The Christmas tree farm on the site of Patchen is one of the few farms that produces Monterey pines. It also grows Sierra redwoods and the Douglas firs. The farm preserves relics from Patchen's heyday, including the water supply reservoir, a historical landmark plaque, and remnants of a bar and hotel.

Owner Jim Beck started buying little pieces of land in the 1960s. He told the Saratoga News that his "original motivation was because there was a lot of explosive growth in the mountains, and I didn't want to see all that development going on around me. I considered growing wine grapes or kiwis, but I decided on Christmas trees. This is like an overgrown hobby for me."

A frequent danger in the Santa Cruz Mountains is forest fires.

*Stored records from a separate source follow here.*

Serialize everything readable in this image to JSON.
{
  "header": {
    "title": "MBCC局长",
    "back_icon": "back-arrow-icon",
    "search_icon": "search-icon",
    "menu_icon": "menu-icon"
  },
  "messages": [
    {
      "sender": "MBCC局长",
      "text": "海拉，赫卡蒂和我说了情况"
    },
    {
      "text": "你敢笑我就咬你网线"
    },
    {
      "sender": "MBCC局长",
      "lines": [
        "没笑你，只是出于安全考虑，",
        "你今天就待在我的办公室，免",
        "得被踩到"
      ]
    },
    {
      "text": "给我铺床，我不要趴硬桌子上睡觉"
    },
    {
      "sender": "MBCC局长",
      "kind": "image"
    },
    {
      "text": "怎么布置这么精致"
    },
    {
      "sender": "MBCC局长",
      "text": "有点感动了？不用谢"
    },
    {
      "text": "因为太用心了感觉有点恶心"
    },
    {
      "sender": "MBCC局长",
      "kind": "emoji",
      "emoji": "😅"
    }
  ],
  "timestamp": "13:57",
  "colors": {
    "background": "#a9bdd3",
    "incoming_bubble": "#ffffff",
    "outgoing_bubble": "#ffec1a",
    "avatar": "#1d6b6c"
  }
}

In the mid-1980s, a forest fire came so close to the farm that the trees were threatened. Beck rewarded the firefighters who put the fire out with free Christmas trees for life.

==Patchen Pass==
Nearby the town's site is Patchen Pass, the highest point on Highway 17, with an elevation of 1814 ft above sea level. This pass is sometimes covered for hours or even days with snow. The pass is located at latitude 37°08'39"N, longitude 121°59'05"W; decimal degrees: latitude 37.14411, longitude -121.98468.